Good intentions and a strong risk management is needed in the banking system. Receivables is very important within the speculated time.
Good intentions and
My second passport just arrived today. Thank you Andrew
Thank you so much for this video. Your content is so valuable!
Thank you!
Binance.
It is like watching a never ending commercial.
I warned about USDC in December and I said in November that Silvergate was done. And last summer my NASDAQ interview foreshadowed the coming crypto company collapses.
Hey Andrew,
Although I'm not in your clientele wealth category, I follow your program (just in case). I have a question, which I've asked a few other (Professionals), none of which had an answer, attempt, or guess.
You may not have an answer either, but I feel you would have a best guess or opinion.
If the US exchanges our current fiat, currency, I have a watered-down idea of the sequence of events that follow up until banning the further use of and total devaluation of former currency.
My question is, what happens to Ecuador or other countries that use the old currency? Do they have to change, or do they get flooded with worthless paper and kill their economy as well?
Thanks for all you do,
Sam
I have three different bank accounts in three different countries, and no money. Safe.
What this has demonstrated yet again is that in the US the game is rigged. A bank whose primary account holders are Ultra-High-Networth-Individuals, Venture Capital Funds, and start-ups funded by those financiers all of whom could have exercised reasonable caution to protect their working capital accounts by diversifying their deposits amongst multiple banks using what was formerly known as CDARS and is now IntraFI which let's one bank account act as the management account for multiple accounts at multiple banks providing FDIC insurance on deposits in excess of $250k by diversifying the banks the money is held in while providing the convenience of working as if it were a unified account. These same individuals could've also diversified cash equivalents into a brokerage account holding the cash in a money market account invested in short term treasuries – I mean the looming default risk from the not so bright members of Congress refusal to raise the debt limit aside, if US treasuries fail everyone will have bigger problems than a bank failure. What is more if their deposits exceeded the amount the FDIC could insure via the IntraFi Network, they could've purchased private deposit insurance as well, some companies with massive deposits did take these appropriately prudent steps to protect their cash holdings for Trust accounts.
Now, as happened when small retail investors got a leg up on dumb insiders with the GameStop short squeeze, the system is moving to insulate dumb wealth from it's failure to protect itself at all times with rational actions to privately insure their cash holdings this time, while in the GameStop scenario the brokers simply forced their customers to sell to their preferred insider clients with no protection from the SEC for the small retail investor who had bested the Wall Street financiers at their own game.
Depositors who are nothing more than ordinary creditors who would typically be wiped out in bankruptcy are being made whole on the backs of ordinary citizens who never get a bail out and always get handed the bill for the short comings of America's oligarchs.
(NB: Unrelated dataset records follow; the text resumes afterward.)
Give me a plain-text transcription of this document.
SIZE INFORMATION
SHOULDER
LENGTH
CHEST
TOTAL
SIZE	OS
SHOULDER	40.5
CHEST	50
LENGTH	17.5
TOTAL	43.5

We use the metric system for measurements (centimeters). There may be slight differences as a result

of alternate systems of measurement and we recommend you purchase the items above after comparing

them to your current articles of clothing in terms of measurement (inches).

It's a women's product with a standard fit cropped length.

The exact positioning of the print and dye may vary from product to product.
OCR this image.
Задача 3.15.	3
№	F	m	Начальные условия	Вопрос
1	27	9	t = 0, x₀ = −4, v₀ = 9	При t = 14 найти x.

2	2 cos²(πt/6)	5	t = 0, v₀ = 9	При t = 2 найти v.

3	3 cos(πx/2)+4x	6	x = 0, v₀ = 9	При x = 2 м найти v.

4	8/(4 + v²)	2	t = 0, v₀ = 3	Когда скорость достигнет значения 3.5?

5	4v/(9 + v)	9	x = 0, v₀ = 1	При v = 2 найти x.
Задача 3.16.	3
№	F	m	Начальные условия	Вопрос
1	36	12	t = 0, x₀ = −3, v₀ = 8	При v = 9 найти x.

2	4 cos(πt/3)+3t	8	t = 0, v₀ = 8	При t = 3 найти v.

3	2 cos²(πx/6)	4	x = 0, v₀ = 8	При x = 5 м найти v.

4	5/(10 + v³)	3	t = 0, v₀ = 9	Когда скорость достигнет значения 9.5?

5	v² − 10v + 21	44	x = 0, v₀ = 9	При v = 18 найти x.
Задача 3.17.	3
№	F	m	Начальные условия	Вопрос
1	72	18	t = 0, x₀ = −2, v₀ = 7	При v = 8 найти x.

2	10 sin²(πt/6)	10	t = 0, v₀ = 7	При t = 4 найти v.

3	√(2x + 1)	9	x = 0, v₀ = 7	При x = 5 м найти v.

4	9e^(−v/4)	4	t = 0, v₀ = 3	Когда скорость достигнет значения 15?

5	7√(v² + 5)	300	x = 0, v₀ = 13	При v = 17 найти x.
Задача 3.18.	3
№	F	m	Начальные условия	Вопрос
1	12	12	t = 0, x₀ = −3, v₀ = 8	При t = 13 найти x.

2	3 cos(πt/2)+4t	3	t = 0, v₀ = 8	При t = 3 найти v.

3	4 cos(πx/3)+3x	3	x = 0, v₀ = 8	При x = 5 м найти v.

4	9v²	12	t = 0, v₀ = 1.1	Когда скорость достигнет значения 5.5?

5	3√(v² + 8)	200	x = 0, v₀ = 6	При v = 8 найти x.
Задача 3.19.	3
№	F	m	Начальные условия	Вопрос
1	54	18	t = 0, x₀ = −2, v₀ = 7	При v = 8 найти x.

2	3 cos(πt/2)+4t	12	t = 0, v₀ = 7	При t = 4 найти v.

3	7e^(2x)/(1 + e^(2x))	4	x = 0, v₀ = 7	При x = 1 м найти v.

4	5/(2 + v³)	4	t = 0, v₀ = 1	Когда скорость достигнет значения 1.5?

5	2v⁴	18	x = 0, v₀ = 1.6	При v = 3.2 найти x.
If that isn't a game more rigged than any casino, I don't know what a rigged game is then.
Second and third Andrew. It happened again
No news about the end of IIP (Ireland)?
Buy long dated puts on said bank. Quite simple.
For what it's worth, yes, you've inspired me to diverSIFY. Thanks.
Pirate says otherwise
Wow, you missed the safest form of diversification. You say, put currency in different jurisdictions in hopes that they don't follow suite. Sorry, you totally missed the boat here. Do what BIG money does, diversify OUT of currencies. What are central banks doing? Time to do a video on how different jurisdictions treat gold.
This is difficult to do as an American citizen. Most offshore banks don’t want to deal with it.